NIST also discusses the various ways the government can get involved in the development of standards: (1) monitoring the development of standards, (2) participating in the development through comments, (3) influencing development through formal and informal discussions and by providing expertise, and (4) leading development by serving as a standards project editor or acting as the liaison between standards groups. Each of these levels of engagement will require qualified government participants—i.e., federal employees or government contractors.

The NIST plan further advises on some practical steps that agencies can take to begin engaging in standard development. For instance, agencies can identify technologies that can be sued to further the agency’s mission, know the existing policies and statutes that relate to use of standards, and use appropriate standards if they exist.
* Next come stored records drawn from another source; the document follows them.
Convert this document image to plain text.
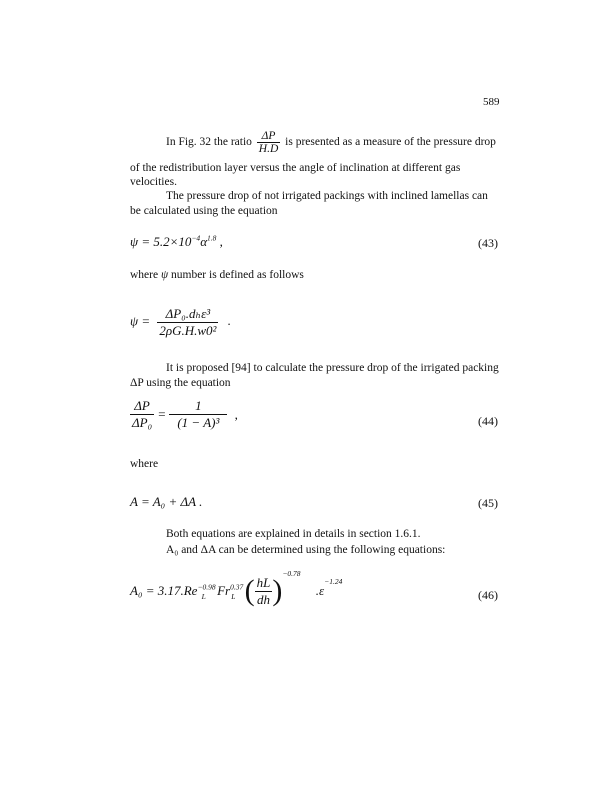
589
In Fig. 32 the ratio $\frac{\Delta P}{H.D}$ is presented as a measure of the pressure drop
of the redistribution layer versus the angle of inclination at different gas
velocities.
The pressure drop of not irrigated packings with inclined lamellas can
be calculated using the equation
$\psi = 5.2\times 10^{-4}\alpha^{1.8}$ ,	(43)
where ψ number is defined as follows
$\psi = \frac{\text{ΔP₀.dₕε³}}{\text{2ρG.H.w0²}}$ .
It is proposed [94] to calculate the pressure drop of the irrigated packing
ΔP using the equation
$\frac{\Delta P}{\text{ΔP₀}} = \frac{1}{\text{(1 − A)³}}$ ,	(44)
where
A = A₀ + ΔA .	(45)
Both equations are explained in details in section 1.6.1.
A₀ and ΔA can be determined using the following equations:
$A_0 = 3.17.Re^{-0.98}_L$ $Fr^{0.37}_L$ ( $\frac{hL}{dh} )^{-0.78}$ $.\varepsilon^{-1.24}$
(46)
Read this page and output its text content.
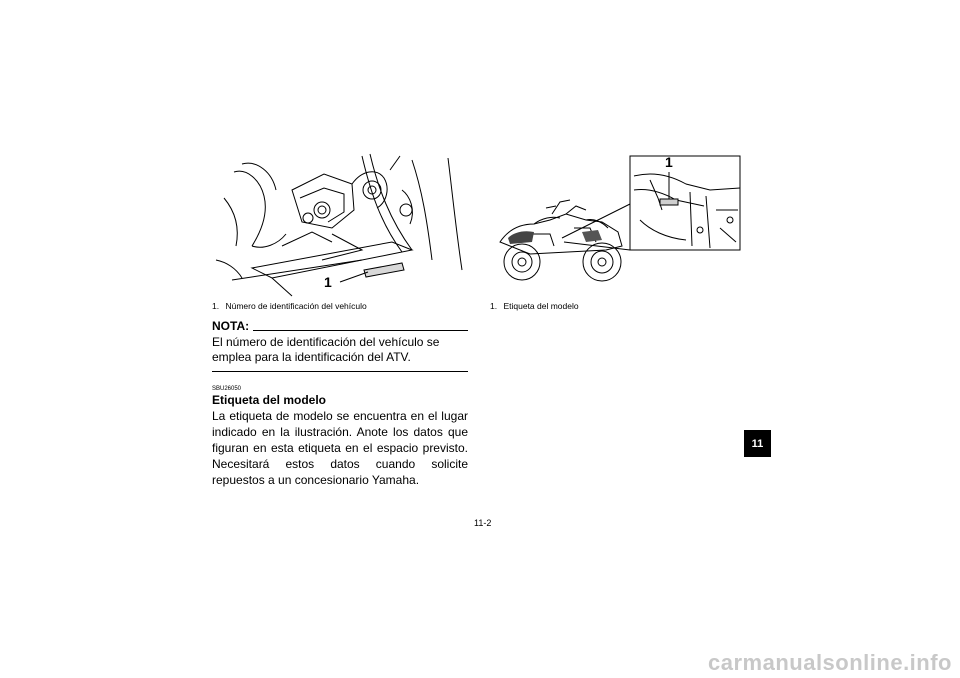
1
1. Número de identificación del vehículo
1
1. Etiqueta del modelo
NOTA:
El número de identificación del vehículo se emplea para la identificación del ATV.
SBU26050
Etiqueta del modelo
La etiqueta de modelo se encuentra en el lugar indicado en la ilustración. Anote los datos que figuran en esta etiqueta en el espacio previsto. Necesitará estos datos cuando solicite repuestos a un concesionario Yamaha.
11
11-2
carmanualsonline.info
Finally, NIST makes more general recommendations for ways agencies can facilitate the development of reliable and robust AI technology:

  • Shore up AI standards-related knowledge and coordinate on standards development.
  • Promote focused research to explore how aspects of trustworthiness can be incorporated into standards and standards-related tools.
  • Support and expand public-private partnerships in developing standards.
  • Strategically engage with international parties to advance AI standards for U.S. economic and security needs.


The NIST plan provides guidance on how the government should engage with the development of AI standards, but we don’t yet know the exact steps agencies will take in this development. It is clear, however, that the federal government is encouraged to partner with the private sector, which means government contractors will likely participate in developing standards. Contractors will thus have an opportunity to define AI standards and determine how they are incorporated into regulations and solicitations going forward.